Optimization of Static Potentials for Large Delocalization and Non-Gaussian Quantum Dynamics of Levitated Nanoparticles Under Decoherence

TL;DR

This paper develops an optimization method for static potentials to generate highly delocalized and non-Gaussian quantum states in levitated nanoparticles, accounting for noise and efficiently benchmarking with quantum dynamics simulations.

Contribution

It introduces a novel optimization strategy that considers position-dependent noise to produce large delocalization and non-Gaussian states in levitated nanoparticles.

Findings

Optimal potentials depend on noise characteristics.

The method effectively predicts quantum state properties.

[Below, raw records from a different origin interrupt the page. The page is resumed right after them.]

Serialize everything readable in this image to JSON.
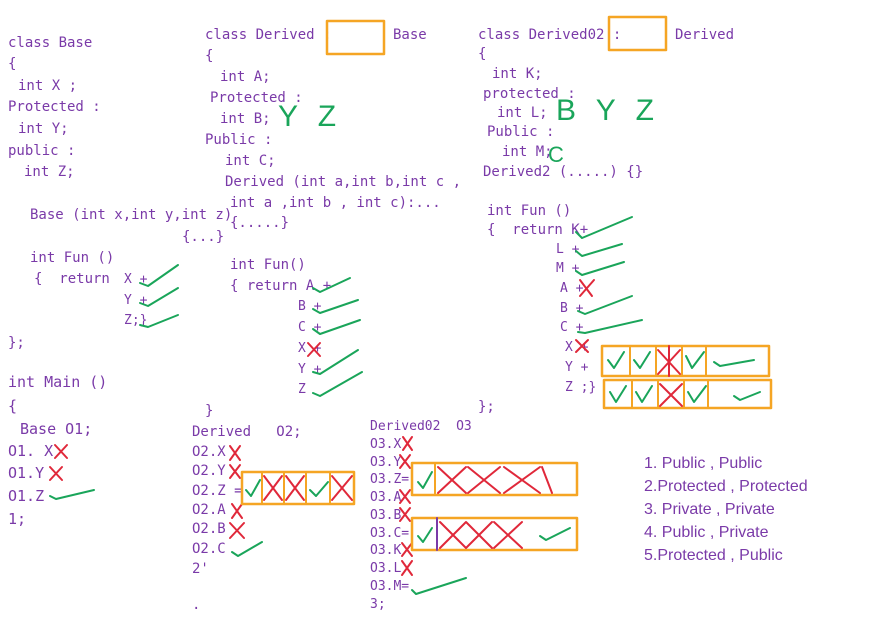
{
  "colors": {
    "text": "#7a3aa8",
    "check": "#1aa55a",
    "cross": "#e0283a",
    "box": "#f5a524"
  },
  "base_block": {
    "l1": "class Base",
    "l2": "{",
    "l3": "int X ;",
    "l4": "Protected :",
    "l5": "int Y;",
    "l6": "public :",
    "l7": "int Z;",
    "l8": "Base (int x,int y,int z)",
    "l9": "{...}",
    "l10": "int Fun ()",
    "l11": "{  return",
    "r1": "X +",
    "r2": "Y +",
    "r3": "Z;}",
    "l12": "};"
  },
  "derived_block": {
    "l1": "class Derived :",
    "l1b": "Base",
    "l2": "{",
    "l3": "int A;",
    "l4": "Protected :",
    "l5": "int B;",
    "l6": "Public :",
    "l7": "int C;",
    "l8": "Derived (int a,int b,int c ,",
    "l9": "int a ,int b , int c):...",
    "l10": "{.....}",
    "l11": "int Fun()",
    "l12": "{ return A +",
    "r1": "B +",
    "r2": "C +",
    "r3": "X +",
    "r4": "Y +",
    "r5": "Z",
    "l13": "}"
  },
  "derived02_block": {
    "l1": "class Derived02 :",
    "l1b": "Derived",
    "l2": "{",
    "l3": "int K;",
    "l4": "protected :",
    "l5": "int L;",
    "l6": "Public :",
    "l7": "int M;",
    "l8": "Derived2 (.....) {}",
    "l9": "int Fun ()",
    "l10": "{  return K+",
    "r1": "L +",
    "r2": "M +",
    "r3": "A +",
    "r4": "B +",
    "r5": "C +",
    "r6": "X +",
    "r7": "Y +",
    "r8": "Z ;}",
    "l11": "};"
  },
  "handwriting": {
    "b_letters": "Y Z",
    "l_letters": "B Y Z",
    "m_letter": "C"
  },
  "main_block": {
    "l1": "int Main ()",
    "l2": "{",
    "l3": "Base O1;",
    "l4": "O1. X",
    "l5": "O1.Y",
    "l6": "O1.Z",
    "l7": "1;"
  },
  "o2_block": {
    "l1": "Derived   O2;",
    "l2": "O2.X",
    "l3": "O2.Y",
    "l4": "O2.Z =",
    "l5": "O2.A",
    "l6": "O2.B",
    "l7": "O2.C",
    "l8": "2'",
    "l9": "."
  },
  "o3_block": {
    "l1": "Derived02  O3",
    "l2": "O3.X",
    "l3": "O3.Y",
    "l4": "O3.Z=",
    "l5": "O3.A",
    "l6": "O3.B",
    "l7": "O3.C=",
    "l8": "O3.K",
    "l9": "O3.L",
    "l10": "O3.M=",
    "l11": "3;"
  },
  "answers": [
    "1. Public , Public",
    "2.Protected , Protected",
    "3. Private , Private",
    "4. Public , Private",
    "5.Protected , Public"
  ]
}
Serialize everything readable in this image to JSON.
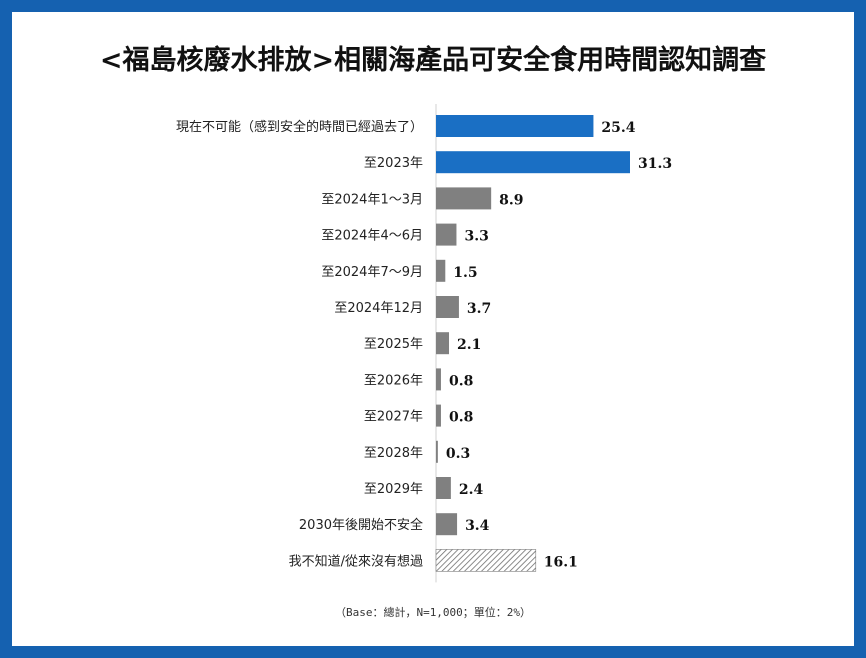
{
  "page": {
    "title": "<福島核廢水排放>相關海產品可安全食用時間認知調查",
    "footnote": "（Base：總計，N=1,000；單位：2%）"
  },
  "colors": {
    "frame": "#1561b0",
    "highlight": "#1a6fc4",
    "gray": "#808080",
    "hatch": "#7f7f7f"
  },
  "chart_data": {
    "type": "bar",
    "orientation": "horizontal",
    "categories": [
      "現在不可能（感到安全的時間已經過去了）",
      "至2023年",
      "至2024年1～3月",
      "至2024年4～6月",
      "至2024年7～9月",
      "至2024年12月",
      "至2025年",
      "至2026年",
      "至2027年",
      "至2028年",
      "至2029年",
      "2030年後開始不安全",
      "我不知道/從來沒有想過"
    ],
    "values": [
      25.4,
      31.3,
      8.9,
      3.3,
      1.5,
      3.7,
      2.1,
      0.8,
      0.8,
      0.3,
      2.4,
      3.4,
      16.1
    ],
    "value_labels": [
      "25.4",
      "31.3",
      "8.9",
      "3.3",
      "1.5",
      "3.7",
      "2.1",
      "0.8",
      "0.8",
      "0.3",
      "2.4",
      "3.4",
      "16.1"
    ],
    "bar_styles": [
      "highlight",
      "highlight",
      "gray",
      "gray",
      "gray",
      "gray",
      "gray",
      "gray",
      "gray",
      "gray",
      "gray",
      "gray",
      "hatch"
    ],
    "xlim": [
      0,
      31.3
    ],
    "grid": false,
    "legend": "none"
  }
}
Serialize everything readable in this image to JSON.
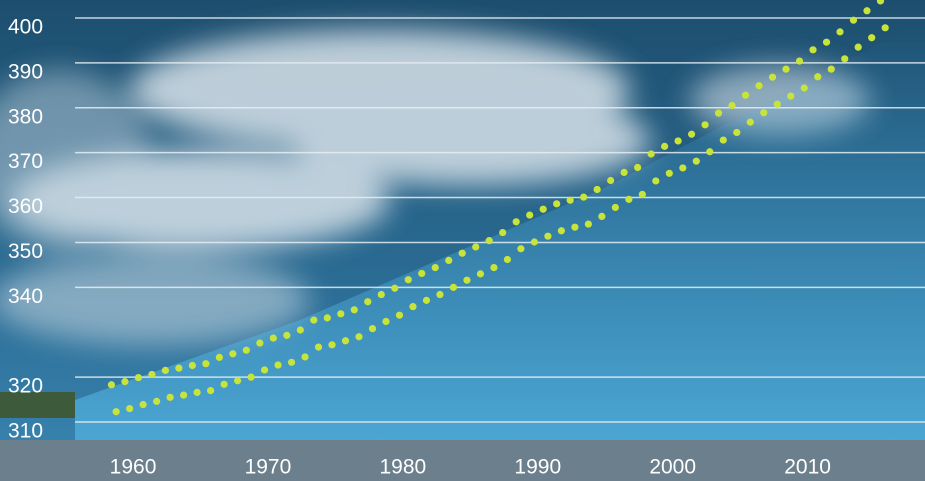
{
  "chart_data": {
    "type": "scatter",
    "x": [
      1958.4,
      1958.75,
      1959.4,
      1959.75,
      1960.4,
      1960.75,
      1961.4,
      1961.75,
      1962.4,
      1962.75,
      1963.4,
      1963.75,
      1964.4,
      1964.75,
      1965.4,
      1965.75,
      1966.4,
      1966.75,
      1967.4,
      1967.75,
      1968.4,
      1968.75,
      1969.4,
      1969.75,
      1970.4,
      1970.75,
      1971.4,
      1971.75,
      1972.4,
      1972.75,
      1973.4,
      1973.75,
      1974.4,
      1974.75,
      1975.4,
      1975.75,
      1976.4,
      1976.75,
      1977.4,
      1977.75,
      1978.4,
      1978.75,
      1979.4,
      1979.75,
      1980.4,
      1980.75,
      1981.4,
      1981.75,
      1982.4,
      1982.75,
      1983.4,
      1983.75,
      1984.4,
      1984.75,
      1985.4,
      1985.75,
      1986.4,
      1986.75,
      1987.4,
      1987.75,
      1988.4,
      1988.75,
      1989.4,
      1989.75,
      1990.4,
      1990.75,
      1991.4,
      1991.75,
      1992.4,
      1992.75,
      1993.4,
      1993.75,
      1994.4,
      1994.75,
      1995.4,
      1995.75,
      1996.4,
      1996.75,
      1997.4,
      1997.75,
      1998.4,
      1998.75,
      1999.4,
      1999.75,
      2000.4,
      2000.75,
      2001.4,
      2001.75,
      2002.4,
      2002.75,
      2003.4,
      2003.75,
      2004.4,
      2004.75,
      2005.4,
      2005.75,
      2006.4,
      2006.75,
      2007.4,
      2007.75,
      2008.4,
      2008.75,
      2009.4,
      2009.75,
      2010.4,
      2010.75,
      2011.4,
      2011.75,
      2012.4,
      2012.75,
      2013.4,
      2013.75,
      2014.4,
      2014.75,
      2015.4,
      2015.75
    ],
    "values": [
      318.3,
      312.3,
      319.0,
      313.0,
      319.9,
      313.9,
      320.6,
      314.6,
      321.5,
      315.5,
      322.0,
      316.0,
      322.6,
      316.6,
      323.0,
      317.0,
      324.4,
      318.4,
      325.2,
      319.2,
      326.0,
      320.0,
      327.6,
      321.6,
      328.7,
      322.7,
      329.3,
      323.3,
      330.5,
      324.5,
      332.7,
      326.7,
      333.2,
      327.2,
      334.1,
      328.1,
      335.0,
      329.0,
      336.8,
      330.8,
      338.4,
      332.4,
      339.8,
      333.8,
      341.7,
      335.7,
      343.1,
      337.1,
      344.4,
      338.4,
      346.0,
      340.0,
      347.6,
      341.6,
      349.0,
      343.0,
      350.4,
      344.4,
      352.2,
      346.2,
      354.6,
      348.6,
      356.1,
      350.1,
      357.4,
      351.4,
      358.6,
      352.6,
      359.4,
      353.4,
      360.1,
      354.1,
      361.8,
      355.8,
      363.8,
      357.8,
      365.6,
      359.6,
      366.7,
      360.7,
      369.7,
      363.7,
      371.4,
      365.4,
      372.6,
      366.6,
      374.1,
      368.1,
      376.2,
      370.2,
      378.8,
      372.8,
      380.5,
      374.5,
      382.8,
      376.8,
      384.9,
      378.9,
      386.8,
      380.8,
      388.6,
      382.6,
      390.4,
      384.4,
      392.9,
      386.9,
      394.6,
      388.6,
      396.9,
      390.9,
      399.5,
      393.5,
      401.6,
      395.6,
      403.8,
      397.8
    ],
    "color": "#c8e43a",
    "xlim": [
      1955.7,
      2018.7
    ],
    "xticks": [
      1960,
      1970,
      1980,
      1990,
      2000,
      2010
    ],
    "ylim": [
      306,
      404
    ],
    "yticks": [
      310,
      320,
      340,
      350,
      360,
      370,
      380,
      390,
      400
    ],
    "grid": true
  }
}
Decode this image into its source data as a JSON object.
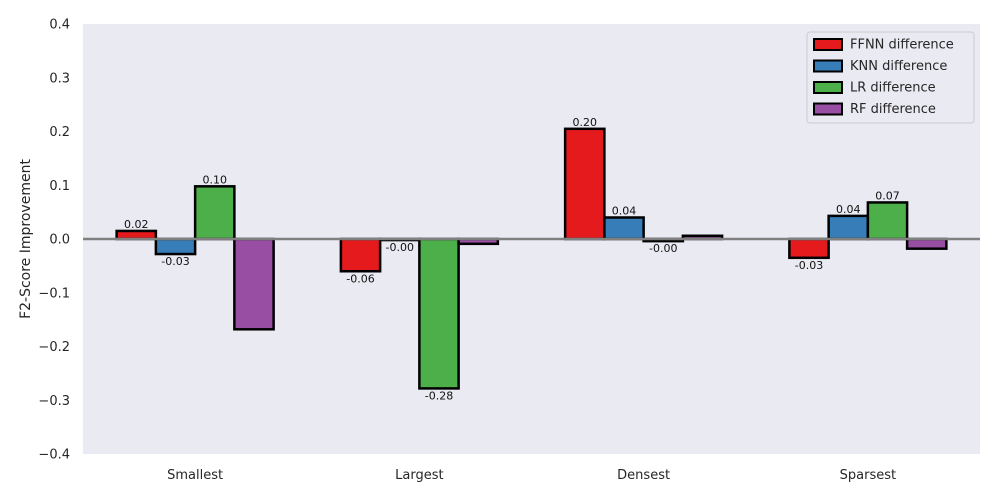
{
  "chart_data": {
    "type": "bar",
    "title": "",
    "xlabel": "",
    "ylabel": "F2-Score Improvement",
    "ylim": [
      -0.4,
      0.4
    ],
    "yticks": [
      0.4,
      0.3,
      0.2,
      0.1,
      0.0,
      -0.1,
      -0.2,
      -0.3,
      -0.4
    ],
    "ytick_labels": [
      "0.4",
      "0.3",
      "0.2",
      "0.1",
      "0.0",
      "−0.1",
      "−0.2",
      "−0.3",
      "−0.4"
    ],
    "categories": [
      "Smallest",
      "Largest",
      "Densest",
      "Sparsest"
    ],
    "grid": false,
    "legend_position": "top-right",
    "background_color": "#eaeaf2",
    "zero_line_color": "#808080",
    "series": [
      {
        "name": "FFNN difference",
        "color": "#e41a1c",
        "values": [
          0.015,
          -0.06,
          0.205,
          -0.035
        ],
        "labels": [
          "0.02",
          "-0.06",
          "0.20",
          "-0.03"
        ]
      },
      {
        "name": "KNN difference",
        "color": "#377eb8",
        "values": [
          -0.028,
          -0.002,
          0.04,
          0.043
        ],
        "labels": [
          "-0.03",
          "-0.00",
          "0.04",
          "0.04"
        ]
      },
      {
        "name": "LR difference",
        "color": "#4daf4a",
        "values": [
          0.098,
          -0.278,
          -0.004,
          0.068
        ],
        "labels": [
          "0.10",
          "-0.28",
          "-0.00",
          "0.07"
        ]
      },
      {
        "name": "RF difference",
        "color": "#984ea3",
        "values": [
          -0.168,
          -0.009,
          0.006,
          -0.018
        ],
        "labels": [
          "",
          "",
          "",
          ""
        ]
      }
    ]
  }
}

Benchmarking confirms the approach's accuracy.

Abstract

Levitated nanoparticles provide a controllable and isolated platform for probing fundamental quantum phenomena at the macroscopic scale. In this work, we introduce an optimization method to determine optimal static potentials for the generation of largely delocalized and non-Gaussian quantum states of levitated nanoparticles. Our optimization strategy accounts for position-dependent noise sources originating from the fluctuations of the potential. We provide key figures of merit that allow for fast computation and capture relevant features of the dynamics, mitigating the computational demands associated with the multiscale simulation of this system. Specifically, we introduce coherence length and coherent cubicity as signatures of large delocalization and quantum non-Gaussian states, respectively. We apply the optimization approach to a family of quartic potentials and show that the optimal configuration depends on the strength and nature of the noise in the system. Additionally, we benchmark our results with the full quantum dynamics simulations of the system for the optimal potentials.